Another conversational post today; still writing a longform piece for next week.
I’ve written before about how I like ‘inaugural cohorts’ and think joining them can be a great opportunity for growth.
I think one reason for this is that when you join a long dynasty of cohorts, there are always seniors jostling and giving recommendations on what to do, whereas when you’re in an inaugural cohort, there’s ‘nothing above’.
‘Nothing above’ is a Yudkowskian concept:
“There is no war here,” said a soft voice emanating from within the emptiness. “No conflict and battle, no politics and betrayal, no death and no life. That is all for the folly of men. The stars are above such foolishness, untouched by it. Here there is peace, and silence eternal. So I once thought.”
Harry turned to look at where the voice originated, and saw only stars.
“So you once thought?” Harry said, when no other words seemed to be forthcoming.
“There is nothing above the folly of men,” whispered the voice from the emptiness. “There is nothing beyond the destructive powers of sufficiently intelligent idiocy, not even the stars themselves. I went to a great deal of trouble to make a certain golden plaque last forever. I would not like to see it destroyed by human folly.” —Ch.95, HPMOR
No rescuer hath the rescuer.
No Lord hath the champion,
no mother and no father,
only nothingness above. —Ch.75, HPMOR
Once, I made a friend who was a few years older than me, and was surprised at how well we got on despite this. What’s more, this friend was the youngest in her social group, and I was the oldest in mine at the time. If we’re the average of the people we spend most time around, shouldn’t this make the cultural distance between us feel subjectively larger?
We concluded this wasn’t the case. Being the youngest in a social group often means you get treated like the youngest, perhaps docking a year from your subjective age. Meanwhile, being the oldest in a social group can mean taking on roles associated with the oldest. Suddenly, the gap doesn’t seem so large, and it seems intuitive that two such people could get along.
Having ‘nothing above’ had worked well for me.

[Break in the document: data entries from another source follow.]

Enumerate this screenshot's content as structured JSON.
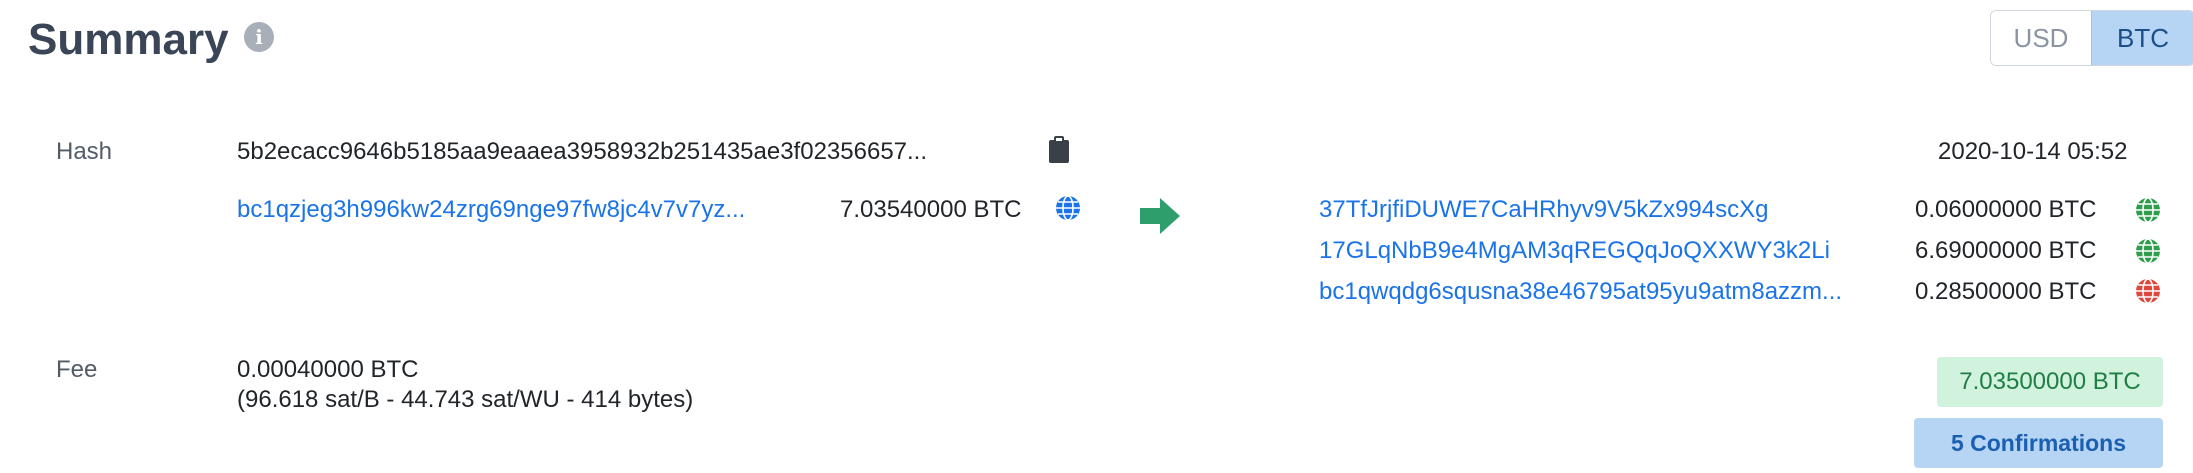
{
  "header": {
    "title": "Summary",
    "info_icon": "info-icon",
    "currency": {
      "options": [
        "USD",
        "BTC"
      ],
      "selected": "BTC"
    }
  },
  "hash": {
    "label": "Hash",
    "value": "5b2ecacc9646b5185aa9eaaea3958932b251435ae3f02356657...",
    "timestamp": "2020-10-14 05:52"
  },
  "inputs": [
    {
      "address": "bc1qzjeg3h996kw24zrg69nge97fw8jc4v7v7yz...",
      "amount": "7.03540000 BTC",
      "icon": "globe-blue"
    }
  ],
  "outputs": [
    {
      "address": "37TfJrjfiDUWE7CaHRhyv9V5kZx994scXg",
      "amount": "0.06000000 BTC",
      "icon": "globe-green"
    },
    {
      "address": "17GLqNbB9e4MgAM3qREGQqJoQXXWY3k2Li",
      "amount": "6.69000000 BTC",
      "icon": "globe-green"
    },
    {
      "address": "bc1qwqdg6squsna38e46795at95yu9atm8azzm...",
      "amount": "0.28500000 BTC",
      "icon": "globe-red"
    }
  ],
  "fee": {
    "label": "Fee",
    "value": "0.00040000 BTC",
    "detail": "(96.618 sat/B - 44.743 sat/WU - 414 bytes)"
  },
  "total": "7.03500000 BTC",
  "confirmations": "5 Confirmations",
  "colors": {
    "link": "#1a73e8",
    "arrow": "#2e9e6c",
    "globe_blue": "#1a73e8",
    "globe_green": "#2e9e4c",
    "globe_red": "#e0473c",
    "btc_selected_bg": "#b6d5f5",
    "total_bg": "#d1f2dd"
  }
}
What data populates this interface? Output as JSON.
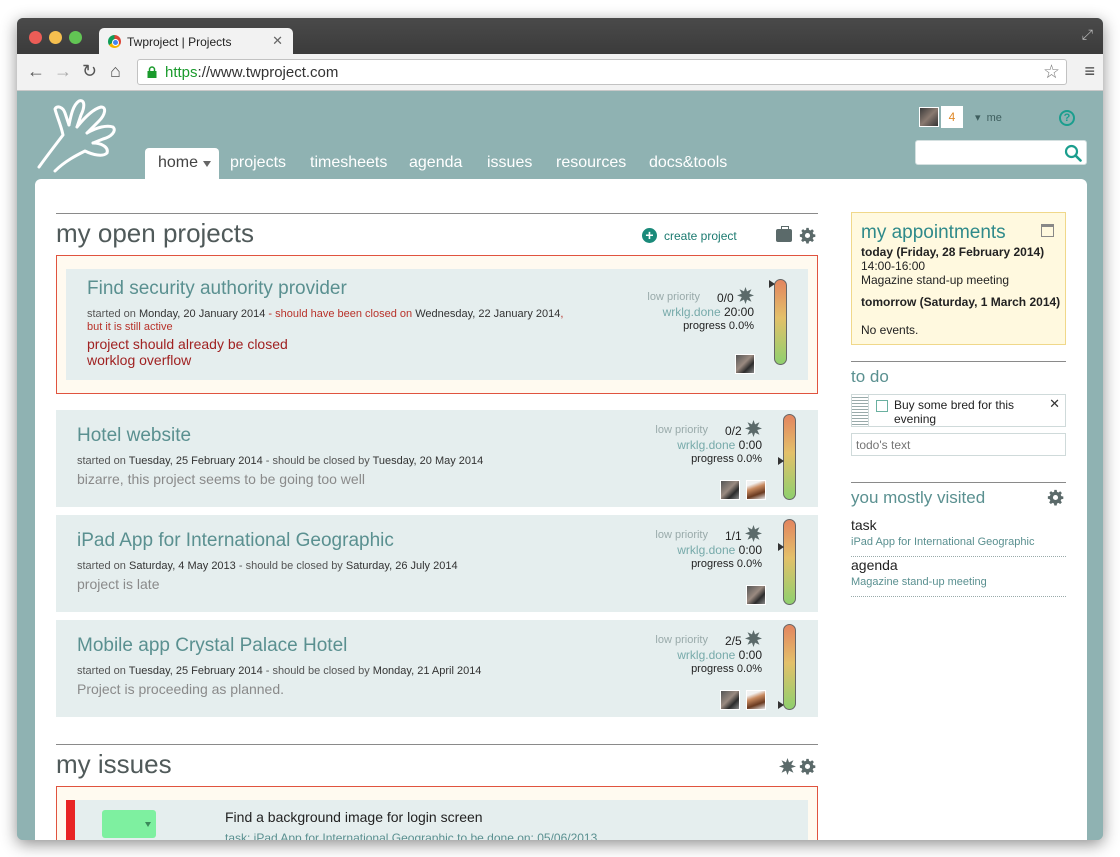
{
  "browser": {
    "tab_title": "Twproject | Projects",
    "url_scheme": "https",
    "url_rest": "://www.twproject.com"
  },
  "header": {
    "count": "4",
    "user": "me",
    "nav": [
      "home",
      "projects",
      "timesheets",
      "agenda",
      "issues",
      "resources",
      "docs&tools"
    ]
  },
  "projects_section": {
    "title": "my open projects",
    "create_label": "create project"
  },
  "projects": [
    {
      "title": "Find security authority provider",
      "started_label": "started on ",
      "start_date": "Monday, 20 January 2014",
      "should_label": " - should have been closed on ",
      "end_date": "Wednesday, 22 January 2014",
      "suffix": ", but it is still active",
      "messages": [
        "project should already be closed",
        "worklog overflow"
      ],
      "priority": "low priority",
      "issues": "0/0",
      "worklog_label": "wrklg.done",
      "worklog": "20:00",
      "progress": "progress 0.0%"
    },
    {
      "title": "Hotel website",
      "started_label": "started on ",
      "start_date": "Tuesday, 25 February 2014",
      "should_label": " - should be closed by ",
      "end_date": "Tuesday, 20 May 2014",
      "message": "bizarre, this project seems to be going too well",
      "priority": "low priority",
      "issues": "0/2",
      "worklog_label": "wrklg.done",
      "worklog": "0:00",
      "progress": "progress 0.0%"
    },
    {
      "title": "iPad App for International Geographic",
      "started_label": "started on ",
      "start_date": "Saturday, 4 May 2013",
      "should_label": " - should be closed by ",
      "end_date": "Saturday, 26 July 2014",
      "message": "project is late",
      "priority": "low priority",
      "issues": "1/1",
      "worklog_label": "wrklg.done",
      "worklog": "0:00",
      "progress": "progress 0.0%"
    },
    {
      "title": "Mobile app Crystal Palace Hotel",
      "started_label": "started on ",
      "start_date": "Tuesday, 25 February 2014",
      "should_label": " - should be closed by ",
      "end_date": "Monday, 21 April 2014",
      "message": "Project is proceeding as planned.",
      "priority": "low priority",
      "issues": "2/5",
      "worklog_label": "wrklg.done",
      "worklog": "0:00",
      "progress": "progress 0.0%"
    }
  ],
  "issues_section": {
    "title": "my issues",
    "issue_title": "Find a background image for login screen",
    "issue_meta": "task: iPad App for International Geographic     to be done on: 05/06/2013"
  },
  "appointments": {
    "title": "my appointments",
    "today": "today (Friday, 28 February 2014)",
    "today_time": "14:00-16:00",
    "today_event": "Magazine stand-up meeting",
    "tomorrow": "tomorrow (Saturday, 1 March 2014)",
    "tomorrow_event": "No events."
  },
  "todo": {
    "title": "to do",
    "item": "Buy some bred for this evening",
    "placeholder": "todo's text"
  },
  "visited": {
    "title": "you mostly visited",
    "items": [
      {
        "type": "task",
        "name": "iPad App for International Geographic"
      },
      {
        "type": "agenda",
        "name": "Magazine stand-up meeting"
      }
    ]
  },
  "colors": {
    "accent": "#8fb2b2",
    "title_teal": "#5a9090",
    "alert_red": "#e0533f"
  }
}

(Under this theory, what seems more unlikely is the oldest in Social Group A and the youngest in Social Group B getting along, even if Social Group A and Social Group B are bijectively distributed in age-space).
Something I’m concerned about in the case of longevity breakthroughs / human immortality is that there will be “too much above”—we’ll be disturbing the longstanding cycles of ‘creative destruction’ wherein the old die out with their power and ideas, freeing space for innovation.
One solution could be extraterrestrial expansion / stratifying across planets by age, which is a way to enforce ‘nothing above’ and all the creativity it engenders.
I’ll write more about ‘nothing above’ on some other days; it’s a concept dear to my heart.


Huh. When I was a kid I was constantly worried about my parents dying before the singularity, or my grandparents dying (too late now...) and THEM having their parents die before the singularity.
And then what, I thought? Spending millennia with no parents? Indefinitely without? Would that generation be subject to higher suicide rates, I thought? Would they then in turn cause MY generation to be parentless forever? What is a life with nothing but peers to hold you?
Would I then have to hold steady, find happiness despite nihil supernum, at the cost of slight strain, because I can put up with a lot but NOT being part of the problem?
I did outgrow this, mostly. It turns out at age 12 or whatever it was vastly more difficult to imagine a life without my parents. Now it's been nearly 2 months I've been away from them, just like it was in college, and I notice I'm doing fine.
I suppose I grew up, and humans don't need to expend much effort to keep "nihil supernum" in the background radiation. Still, gerontocracy has a protective element to it—we don't think of a comfortable childhood as gerontocracy but it is—and I'm not sure how I would fare eventually, on reflective nights, if my parents were long, long dead.